O Snapchat diz que “proíbe estritamente bullying, assédio e qualquer atividade ilegal” e “fornece ferramentas de denúncia anônima no aplicativo”.
Em busca de respostas
Amanda e Stuart querem respostas — e soluções — para proteger outras crianças de 13 anos nas redes sociais, e querem que os legisladores os ouçam.
Uma lei de segurança online está atualmente em discussão no Parlamento britânico. “Este projeto de lei trata de manter crianças e jovens seguros”, disse à BBC a secretária britânica de Estado Nadine Dorries.
Ela não ficou surpresa ao ver os resultados do nosso experimento. “Essas plataformas sabem que o conteúdo sobre facas está sendo enviado para os feeds dos jovens”, diz ela.
No Brasil, crianças e adolescentes usuários de redes sociais estão cobertos pelo Estatudo da Criança e do Adolescente (ECA), que prevê proteção integral ao menor de idade contra conteúdos que o exponham, ofendam ou prejudiquem.
A Lei de Proteção de Dados, de 2020, também cria uma série de restrições ao compartilhamento e uso dos dados de menores de 18 anos.

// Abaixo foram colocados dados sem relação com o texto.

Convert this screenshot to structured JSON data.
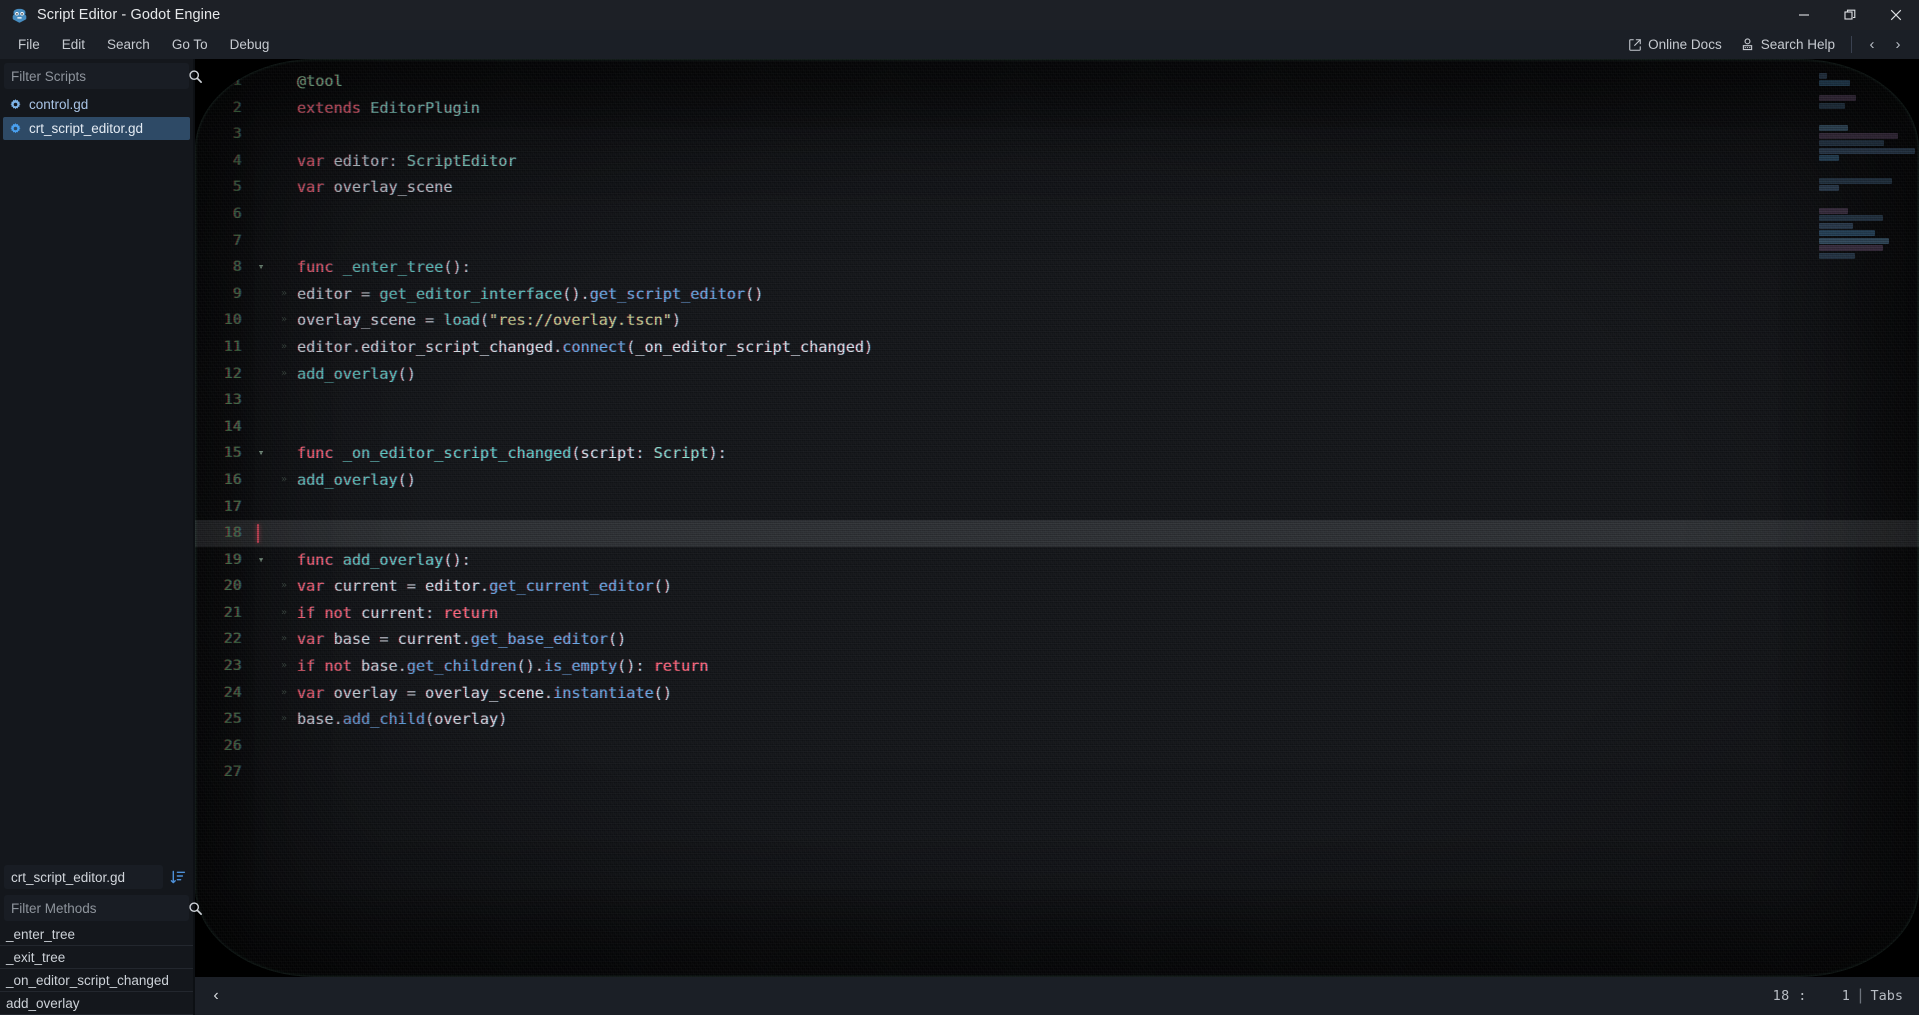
{
  "window": {
    "title": "Script Editor - Godot Engine",
    "app_icon": "godot-logo-icon",
    "controls": {
      "minimize": "minimize-icon",
      "restore": "restore-icon",
      "close": "close-icon"
    }
  },
  "menubar": {
    "items": [
      {
        "label": "File"
      },
      {
        "label": "Edit"
      },
      {
        "label": "Search"
      },
      {
        "label": "Go To"
      },
      {
        "label": "Debug"
      }
    ],
    "right": {
      "online_docs": "Online Docs",
      "search_help": "Search Help",
      "nav_prev": "‹",
      "nav_next": "›"
    }
  },
  "sidebar": {
    "filter_scripts": {
      "placeholder": "Filter Scripts",
      "value": "",
      "icon": "search-icon"
    },
    "scripts": [
      {
        "name": "control.gd",
        "icon": "gear-icon",
        "selected": false
      },
      {
        "name": "crt_script_editor.gd",
        "icon": "gear-icon",
        "selected": true
      }
    ],
    "current_file": "crt_script_editor.gd",
    "sort_button": "sort-icon",
    "filter_methods": {
      "placeholder": "Filter Methods",
      "value": "",
      "icon": "search-icon"
    },
    "methods": [
      {
        "name": "_enter_tree"
      },
      {
        "name": "_exit_tree"
      },
      {
        "name": "_on_editor_script_changed"
      },
      {
        "name": "add_overlay"
      }
    ]
  },
  "editor": {
    "active_line": 18,
    "lines": [
      {
        "n": 1,
        "fold": "",
        "guide": "",
        "tokens": [
          {
            "t": "annot",
            "s": "@tool"
          }
        ]
      },
      {
        "n": 2,
        "fold": "",
        "guide": "",
        "tokens": [
          {
            "t": "kw",
            "s": "extends"
          },
          {
            "t": "punc",
            "s": " "
          },
          {
            "t": "type",
            "s": "EditorPlugin"
          }
        ]
      },
      {
        "n": 3,
        "fold": "",
        "guide": "",
        "tokens": []
      },
      {
        "n": 4,
        "fold": "",
        "guide": "",
        "tokens": [
          {
            "t": "kw",
            "s": "var"
          },
          {
            "t": "punc",
            "s": " "
          },
          {
            "t": "var",
            "s": "editor"
          },
          {
            "t": "punc",
            "s": ": "
          },
          {
            "t": "type",
            "s": "ScriptEditor"
          }
        ]
      },
      {
        "n": 5,
        "fold": "",
        "guide": "",
        "tokens": [
          {
            "t": "kw",
            "s": "var"
          },
          {
            "t": "punc",
            "s": " "
          },
          {
            "t": "var",
            "s": "overlay_scene"
          }
        ]
      },
      {
        "n": 6,
        "fold": "",
        "guide": "",
        "tokens": []
      },
      {
        "n": 7,
        "fold": "",
        "guide": "",
        "tokens": []
      },
      {
        "n": 8,
        "fold": "v",
        "guide": "",
        "tokens": [
          {
            "t": "kw",
            "s": "func"
          },
          {
            "t": "punc",
            "s": " "
          },
          {
            "t": "fn",
            "s": "_enter_tree"
          },
          {
            "t": "punc",
            "s": "():"
          }
        ]
      },
      {
        "n": 9,
        "fold": "",
        "guide": "»",
        "tokens": [
          {
            "t": "var",
            "s": "editor"
          },
          {
            "t": "punc",
            "s": " = "
          },
          {
            "t": "fn",
            "s": "get_editor_interface"
          },
          {
            "t": "punc",
            "s": "()."
          },
          {
            "t": "member",
            "s": "get_script_editor"
          },
          {
            "t": "punc",
            "s": "()"
          }
        ]
      },
      {
        "n": 10,
        "fold": "",
        "guide": "»",
        "tokens": [
          {
            "t": "var",
            "s": "overlay_scene"
          },
          {
            "t": "punc",
            "s": " = "
          },
          {
            "t": "fn",
            "s": "load"
          },
          {
            "t": "punc",
            "s": "("
          },
          {
            "t": "str",
            "s": "\"res://overlay.tscn\""
          },
          {
            "t": "punc",
            "s": ")"
          }
        ]
      },
      {
        "n": 11,
        "fold": "",
        "guide": "»",
        "tokens": [
          {
            "t": "var",
            "s": "editor"
          },
          {
            "t": "punc",
            "s": "."
          },
          {
            "t": "var",
            "s": "editor_script_changed"
          },
          {
            "t": "punc",
            "s": "."
          },
          {
            "t": "member",
            "s": "connect"
          },
          {
            "t": "punc",
            "s": "("
          },
          {
            "t": "var",
            "s": "_on_editor_script_changed"
          },
          {
            "t": "punc",
            "s": ")"
          }
        ]
      },
      {
        "n": 12,
        "fold": "",
        "guide": "»",
        "tokens": [
          {
            "t": "fn",
            "s": "add_overlay"
          },
          {
            "t": "punc",
            "s": "()"
          }
        ]
      },
      {
        "n": 13,
        "fold": "",
        "guide": "",
        "tokens": []
      },
      {
        "n": 14,
        "fold": "",
        "guide": "",
        "tokens": []
      },
      {
        "n": 15,
        "fold": "v",
        "guide": "",
        "tokens": [
          {
            "t": "kw",
            "s": "func"
          },
          {
            "t": "punc",
            "s": " "
          },
          {
            "t": "fn",
            "s": "_on_editor_script_changed"
          },
          {
            "t": "punc",
            "s": "("
          },
          {
            "t": "var",
            "s": "script"
          },
          {
            "t": "punc",
            "s": ": "
          },
          {
            "t": "type",
            "s": "Script"
          },
          {
            "t": "punc",
            "s": "):"
          }
        ]
      },
      {
        "n": 16,
        "fold": "",
        "guide": "»",
        "tokens": [
          {
            "t": "fn",
            "s": "add_overlay"
          },
          {
            "t": "punc",
            "s": "()"
          }
        ]
      },
      {
        "n": 17,
        "fold": "",
        "guide": "",
        "tokens": []
      },
      {
        "n": 18,
        "fold": "",
        "guide": "",
        "tokens": []
      },
      {
        "n": 19,
        "fold": "v",
        "guide": "",
        "tokens": [
          {
            "t": "kw",
            "s": "func"
          },
          {
            "t": "punc",
            "s": " "
          },
          {
            "t": "fn",
            "s": "add_overlay"
          },
          {
            "t": "punc",
            "s": "():"
          }
        ]
      },
      {
        "n": 20,
        "fold": "",
        "guide": "»",
        "tokens": [
          {
            "t": "kw",
            "s": "var"
          },
          {
            "t": "punc",
            "s": " "
          },
          {
            "t": "var",
            "s": "current"
          },
          {
            "t": "punc",
            "s": " = "
          },
          {
            "t": "var",
            "s": "editor"
          },
          {
            "t": "punc",
            "s": "."
          },
          {
            "t": "member",
            "s": "get_current_editor"
          },
          {
            "t": "punc",
            "s": "()"
          }
        ]
      },
      {
        "n": 21,
        "fold": "",
        "guide": "»",
        "tokens": [
          {
            "t": "kw",
            "s": "if"
          },
          {
            "t": "punc",
            "s": " "
          },
          {
            "t": "kw",
            "s": "not"
          },
          {
            "t": "punc",
            "s": " "
          },
          {
            "t": "var",
            "s": "current"
          },
          {
            "t": "punc",
            "s": ": "
          },
          {
            "t": "kw",
            "s": "return"
          }
        ]
      },
      {
        "n": 22,
        "fold": "",
        "guide": "»",
        "tokens": [
          {
            "t": "kw",
            "s": "var"
          },
          {
            "t": "punc",
            "s": " "
          },
          {
            "t": "var",
            "s": "base"
          },
          {
            "t": "punc",
            "s": " = "
          },
          {
            "t": "var",
            "s": "current"
          },
          {
            "t": "punc",
            "s": "."
          },
          {
            "t": "member",
            "s": "get_base_editor"
          },
          {
            "t": "punc",
            "s": "()"
          }
        ]
      },
      {
        "n": 23,
        "fold": "",
        "guide": "»",
        "tokens": [
          {
            "t": "kw",
            "s": "if"
          },
          {
            "t": "punc",
            "s": " "
          },
          {
            "t": "kw",
            "s": "not"
          },
          {
            "t": "punc",
            "s": " "
          },
          {
            "t": "var",
            "s": "base"
          },
          {
            "t": "punc",
            "s": "."
          },
          {
            "t": "member",
            "s": "get_children"
          },
          {
            "t": "punc",
            "s": "()."
          },
          {
            "t": "member",
            "s": "is_empty"
          },
          {
            "t": "punc",
            "s": "(): "
          },
          {
            "t": "kw",
            "s": "return"
          }
        ]
      },
      {
        "n": 24,
        "fold": "",
        "guide": "»",
        "tokens": [
          {
            "t": "kw",
            "s": "var"
          },
          {
            "t": "punc",
            "s": " "
          },
          {
            "t": "var",
            "s": "overlay"
          },
          {
            "t": "punc",
            "s": " = "
          },
          {
            "t": "var",
            "s": "overlay_scene"
          },
          {
            "t": "punc",
            "s": "."
          },
          {
            "t": "member",
            "s": "instantiate"
          },
          {
            "t": "punc",
            "s": "()"
          }
        ]
      },
      {
        "n": 25,
        "fold": "",
        "guide": "»",
        "tokens": [
          {
            "t": "var",
            "s": "base"
          },
          {
            "t": "punc",
            "s": "."
          },
          {
            "t": "member",
            "s": "add_child"
          },
          {
            "t": "punc",
            "s": "("
          },
          {
            "t": "var",
            "s": "overlay"
          },
          {
            "t": "punc",
            "s": ")"
          }
        ]
      },
      {
        "n": 26,
        "fold": "",
        "guide": "",
        "tokens": []
      },
      {
        "n": 27,
        "fold": "",
        "guide": "",
        "tokens": []
      }
    ]
  },
  "statusbar": {
    "back_button": "‹",
    "line": "18",
    "colon": ":",
    "column": "1",
    "separator": "|",
    "indent_mode": "Tabs"
  },
  "colors": {
    "accent": "#4d90d8",
    "selected_row": "#2e4a66",
    "keyword": "#ff6b7e",
    "function": "#63d0c8",
    "string": "#c8d08a",
    "linenumber": "#4e7f50",
    "member": "#68a8e6"
  }
}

Mas há igualmente desafios sobre moderação de conteúdos para usuários crianças e adolescentes nas redes sociais.
Stuart e Amanda temem que apesar de algum avanço, a configuração atual dos perfis nas redes não teria salvado Olly. Eles querem ver mais esforços para verificar a idade de usuários jovens e limitar sua exposição a postagens prejudiciais — mesmo que o conteúdo seja legal, como os vídeos violentos e imagens de facas aos quais nossa conta adolescente fictícia foi recomendada.
“Esqueça seus lucros, as crianças estão se matando”, desabafa Stuart.